Since there aren't state playoffs in football, the CIF is discussing the possibility of postseason bowl games involving all 10 sections. Various proposals are being considered, including one game for each of five enrollment-based divisions.

Profits would be earmarked to support specific CIF projects designated by the Executive Committee. School participation would be voluntary and the proposal is contingent on corporate sponsorship.

A bowl selection team would consist of one representative from each section and five representatives of statewide media.

Although the CIF council won't consider that proposal until next fall, the Southern Section council will discuss it at a meeting today.

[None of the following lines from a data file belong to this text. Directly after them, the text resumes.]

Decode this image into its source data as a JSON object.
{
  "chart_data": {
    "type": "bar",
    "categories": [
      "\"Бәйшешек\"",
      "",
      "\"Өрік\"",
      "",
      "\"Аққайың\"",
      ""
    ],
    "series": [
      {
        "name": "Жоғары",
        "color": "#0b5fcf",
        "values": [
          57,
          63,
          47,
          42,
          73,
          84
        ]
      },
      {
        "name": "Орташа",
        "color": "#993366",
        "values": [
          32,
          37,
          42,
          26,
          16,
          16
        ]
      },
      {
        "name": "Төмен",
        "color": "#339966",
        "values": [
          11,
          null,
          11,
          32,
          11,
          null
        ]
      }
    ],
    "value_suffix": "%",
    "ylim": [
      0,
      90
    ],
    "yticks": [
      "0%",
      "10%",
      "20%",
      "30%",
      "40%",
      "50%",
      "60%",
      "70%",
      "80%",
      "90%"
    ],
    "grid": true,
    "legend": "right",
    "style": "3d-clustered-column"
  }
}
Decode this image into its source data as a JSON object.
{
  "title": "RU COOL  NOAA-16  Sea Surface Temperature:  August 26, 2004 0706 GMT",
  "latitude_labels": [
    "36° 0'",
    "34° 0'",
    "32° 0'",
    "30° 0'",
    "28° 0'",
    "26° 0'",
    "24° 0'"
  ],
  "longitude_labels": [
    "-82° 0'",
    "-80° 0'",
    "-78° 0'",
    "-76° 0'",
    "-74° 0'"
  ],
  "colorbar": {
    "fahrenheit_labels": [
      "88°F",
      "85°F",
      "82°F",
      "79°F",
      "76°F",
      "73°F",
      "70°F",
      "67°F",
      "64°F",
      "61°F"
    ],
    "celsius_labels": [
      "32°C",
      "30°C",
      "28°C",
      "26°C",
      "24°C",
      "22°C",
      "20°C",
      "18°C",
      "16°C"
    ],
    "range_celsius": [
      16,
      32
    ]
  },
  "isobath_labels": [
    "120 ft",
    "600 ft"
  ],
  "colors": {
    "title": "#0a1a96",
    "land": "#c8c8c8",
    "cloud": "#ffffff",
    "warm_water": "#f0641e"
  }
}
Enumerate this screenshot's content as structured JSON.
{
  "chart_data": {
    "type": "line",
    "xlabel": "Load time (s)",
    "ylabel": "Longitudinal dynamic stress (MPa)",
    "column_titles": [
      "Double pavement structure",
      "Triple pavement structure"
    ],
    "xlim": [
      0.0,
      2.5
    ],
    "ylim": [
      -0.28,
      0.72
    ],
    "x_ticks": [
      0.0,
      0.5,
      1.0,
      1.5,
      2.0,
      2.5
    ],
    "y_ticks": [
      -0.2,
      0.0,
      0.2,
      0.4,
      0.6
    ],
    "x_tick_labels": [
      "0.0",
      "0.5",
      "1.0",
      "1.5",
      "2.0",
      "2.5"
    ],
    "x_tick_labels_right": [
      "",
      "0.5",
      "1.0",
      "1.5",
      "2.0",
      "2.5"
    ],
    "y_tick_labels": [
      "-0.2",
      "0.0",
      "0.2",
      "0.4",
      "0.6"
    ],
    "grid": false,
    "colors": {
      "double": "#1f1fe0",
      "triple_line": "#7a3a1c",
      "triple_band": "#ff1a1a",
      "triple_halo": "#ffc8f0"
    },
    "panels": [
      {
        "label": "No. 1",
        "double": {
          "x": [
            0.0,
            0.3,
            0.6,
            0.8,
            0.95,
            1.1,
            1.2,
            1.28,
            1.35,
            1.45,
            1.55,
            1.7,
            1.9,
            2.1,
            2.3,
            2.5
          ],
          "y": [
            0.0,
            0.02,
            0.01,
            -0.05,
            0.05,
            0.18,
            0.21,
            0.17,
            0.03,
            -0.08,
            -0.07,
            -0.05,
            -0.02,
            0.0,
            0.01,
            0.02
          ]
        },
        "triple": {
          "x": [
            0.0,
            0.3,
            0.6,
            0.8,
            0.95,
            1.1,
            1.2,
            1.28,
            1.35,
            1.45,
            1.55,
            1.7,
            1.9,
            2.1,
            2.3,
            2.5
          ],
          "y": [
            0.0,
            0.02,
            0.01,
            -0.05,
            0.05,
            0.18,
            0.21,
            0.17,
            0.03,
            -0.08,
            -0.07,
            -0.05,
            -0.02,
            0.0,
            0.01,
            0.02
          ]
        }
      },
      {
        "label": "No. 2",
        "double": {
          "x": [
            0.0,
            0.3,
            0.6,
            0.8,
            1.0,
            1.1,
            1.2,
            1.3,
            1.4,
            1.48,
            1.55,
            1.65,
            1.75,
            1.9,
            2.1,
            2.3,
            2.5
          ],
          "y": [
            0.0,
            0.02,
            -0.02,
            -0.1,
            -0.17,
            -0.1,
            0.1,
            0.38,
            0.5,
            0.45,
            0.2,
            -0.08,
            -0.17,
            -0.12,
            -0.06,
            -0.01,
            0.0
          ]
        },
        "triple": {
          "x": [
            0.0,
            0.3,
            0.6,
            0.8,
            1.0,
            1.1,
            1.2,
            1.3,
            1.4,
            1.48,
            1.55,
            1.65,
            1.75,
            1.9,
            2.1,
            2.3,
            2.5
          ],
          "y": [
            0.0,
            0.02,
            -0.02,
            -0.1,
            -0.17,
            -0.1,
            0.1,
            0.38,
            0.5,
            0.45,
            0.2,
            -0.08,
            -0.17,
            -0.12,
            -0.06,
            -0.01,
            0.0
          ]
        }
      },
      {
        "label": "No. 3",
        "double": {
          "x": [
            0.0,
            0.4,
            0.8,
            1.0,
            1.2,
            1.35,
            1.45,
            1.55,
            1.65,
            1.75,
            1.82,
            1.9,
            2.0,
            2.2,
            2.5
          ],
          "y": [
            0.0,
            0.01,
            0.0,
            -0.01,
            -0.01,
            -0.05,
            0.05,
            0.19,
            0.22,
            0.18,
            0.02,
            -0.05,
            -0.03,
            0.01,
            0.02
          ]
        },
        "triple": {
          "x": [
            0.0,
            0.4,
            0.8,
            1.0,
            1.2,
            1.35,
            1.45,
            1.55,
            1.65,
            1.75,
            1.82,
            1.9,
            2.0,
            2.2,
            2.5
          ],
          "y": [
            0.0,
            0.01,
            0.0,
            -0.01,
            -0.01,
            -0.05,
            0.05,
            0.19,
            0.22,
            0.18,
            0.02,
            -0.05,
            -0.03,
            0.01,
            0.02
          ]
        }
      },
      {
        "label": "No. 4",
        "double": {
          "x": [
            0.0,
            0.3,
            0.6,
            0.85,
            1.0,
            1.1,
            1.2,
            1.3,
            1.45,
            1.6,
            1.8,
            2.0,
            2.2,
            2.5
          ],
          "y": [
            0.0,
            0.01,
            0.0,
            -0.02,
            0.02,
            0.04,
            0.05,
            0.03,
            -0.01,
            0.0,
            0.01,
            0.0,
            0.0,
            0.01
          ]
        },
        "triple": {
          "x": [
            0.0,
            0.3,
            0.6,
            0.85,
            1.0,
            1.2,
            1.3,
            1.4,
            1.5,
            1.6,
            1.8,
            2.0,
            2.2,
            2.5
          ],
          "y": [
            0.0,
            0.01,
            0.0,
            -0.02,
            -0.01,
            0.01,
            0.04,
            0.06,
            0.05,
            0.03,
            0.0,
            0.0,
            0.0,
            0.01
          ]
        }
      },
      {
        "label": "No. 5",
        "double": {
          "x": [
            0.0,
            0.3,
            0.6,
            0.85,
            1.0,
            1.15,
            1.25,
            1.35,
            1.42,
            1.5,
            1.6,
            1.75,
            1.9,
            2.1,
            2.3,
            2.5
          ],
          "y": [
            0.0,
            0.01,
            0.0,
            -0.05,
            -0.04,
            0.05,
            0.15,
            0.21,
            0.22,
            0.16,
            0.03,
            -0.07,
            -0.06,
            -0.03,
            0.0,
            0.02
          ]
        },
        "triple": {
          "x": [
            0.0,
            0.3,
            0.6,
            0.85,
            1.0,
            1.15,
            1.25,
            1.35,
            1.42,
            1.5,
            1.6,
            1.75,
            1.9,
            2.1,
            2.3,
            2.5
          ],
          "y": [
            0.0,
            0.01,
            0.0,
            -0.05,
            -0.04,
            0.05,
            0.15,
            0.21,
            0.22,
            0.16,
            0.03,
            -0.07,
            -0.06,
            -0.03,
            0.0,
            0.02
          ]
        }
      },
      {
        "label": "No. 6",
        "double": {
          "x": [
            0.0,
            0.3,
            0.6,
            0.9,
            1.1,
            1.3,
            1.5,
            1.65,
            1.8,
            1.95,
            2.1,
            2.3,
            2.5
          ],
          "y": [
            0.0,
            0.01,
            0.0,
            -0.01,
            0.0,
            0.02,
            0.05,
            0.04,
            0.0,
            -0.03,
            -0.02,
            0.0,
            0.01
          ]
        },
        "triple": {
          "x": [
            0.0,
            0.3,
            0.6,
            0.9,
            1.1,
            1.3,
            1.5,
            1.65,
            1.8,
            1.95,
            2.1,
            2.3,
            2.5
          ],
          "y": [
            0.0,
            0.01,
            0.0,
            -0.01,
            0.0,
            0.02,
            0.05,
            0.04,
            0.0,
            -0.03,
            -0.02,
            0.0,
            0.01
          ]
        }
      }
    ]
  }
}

"It's a tough sell down here because most of our schools already feel like the season is too long," Southern Section Commissioner Dean Crowley said.

*

The Compton boys' basketball team, which two months ago won its first Moore League title since 1978, recently found out it played the entire season with an ineligible player and will have to forfeit all of its victories.

Starting guard Marcus Herring was playing in his fifth season of high school competition, a CIF rules violation. Compton administrators became aware of the infraction during the Southern Section playoffs, and Herring sat out a semifinal loss to Villa Park.

The matter was reported to Crowley.

The Tartar Lions go from 24-6 to 0-30. Officially, Long Beach Poly becomes the league champion.